Fig I don’t think you’re bugging anyone. If anything I’m worried about how you’re handling your journey on the outside. De-programming after cultic abuse is not easy work, and you sound like you’re in distress. I hope you’re getting the help and support that you deserve.
Outlandish? Fuck you. You know nothing. As if it wasn’t apparent by your sad bitter contributions to this investigation.
sad, bitter contributions? what is your “takeaway” from all of this?
yes i agree…Outlandish?
Fuck you, Fig.
It’s because of your ilk that it is so difficult for victims to come forward and tell what Micheal Shoemaker did to us. But then again, i don’t really care what YOU think. You are not important in this take down. YOU are most likely just a flying monkey and for certain a person who never felt Shoemaker’s hot breath on your face or any other body part.
I truly wish it had been YOU instead of me;
your superficial interpretations and judgements might be totally different.
Or maybe you’d be recovering in the hospital somewhere.
Fig, thank you for sharing. If you dont mind me saying as usual your analysis is both self-regarding nihilist and is built on sand, in my opinion. Even lacking my opinion your premises involve a lot of empty logical leaps.
Just my opinion tho.
“The big takeaway” may be that for you. However, you do not speak for anyone but yourself, so how about enough with the sweeping statements.
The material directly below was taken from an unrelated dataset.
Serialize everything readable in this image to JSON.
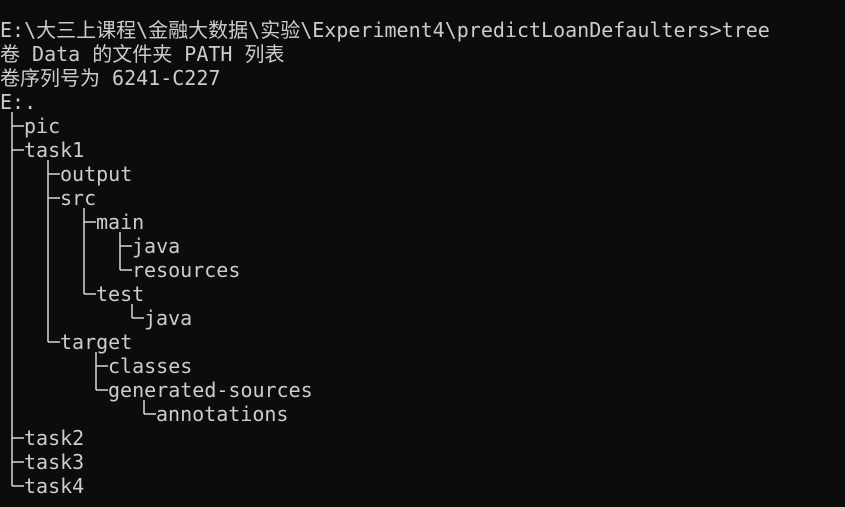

You are not one of his abuse victims. So your snide commentary telling everyone it’s over is not only not welcome, it’s not for you to say, is it? In what egotistical world do you live in where you even think you have a right to speak for victims and other students of his that were betrayed? Take your arrogant remarks elsewhere. Like someone else said, you add nothing to the discussion.
No one cares
Yes, fig cares sooooo little that they read every single article and often engage in arguments in the comments.
To me it sounds like maybe Fig is nervous that their wrongdoings will be brought to light along with Chets.
Fig your bad faith gives you away. If you really didn’t care no one here would be any the wiser. Your fear is intriguing tho.
What do you stand to lose when justice is served on Shoemaker? I think you care very much about that.
Here figgy figgy figgy. Here figgy figgy (rhymes with: here piggy piggy piggy piggy).
Very few of you actually know what you are talking about. Arrogance? I am not arrogant, I just know what I know, that’s all.
Fig, you have great insight and know a lot. Hey all, I haven’t read an incorrect statement from Fig. Keep it coming!
Thank you very much! I try to tell it like it is.
‘Here figgy figgy figgy. Here figgy figgy (rhymes with: here piggy piggy piggy piggy).
Very few of you actually know what you are talking about. Arrogance? I am not arrogant, I just know what I know, that’s all.’
This is your idea of insight? You must be a cherished disciple of shitmaker.
Himself, perhaps.
Thankyou for finding these articles Frank! You’re so right: how many people would have stayed away if these articles weren’t buried???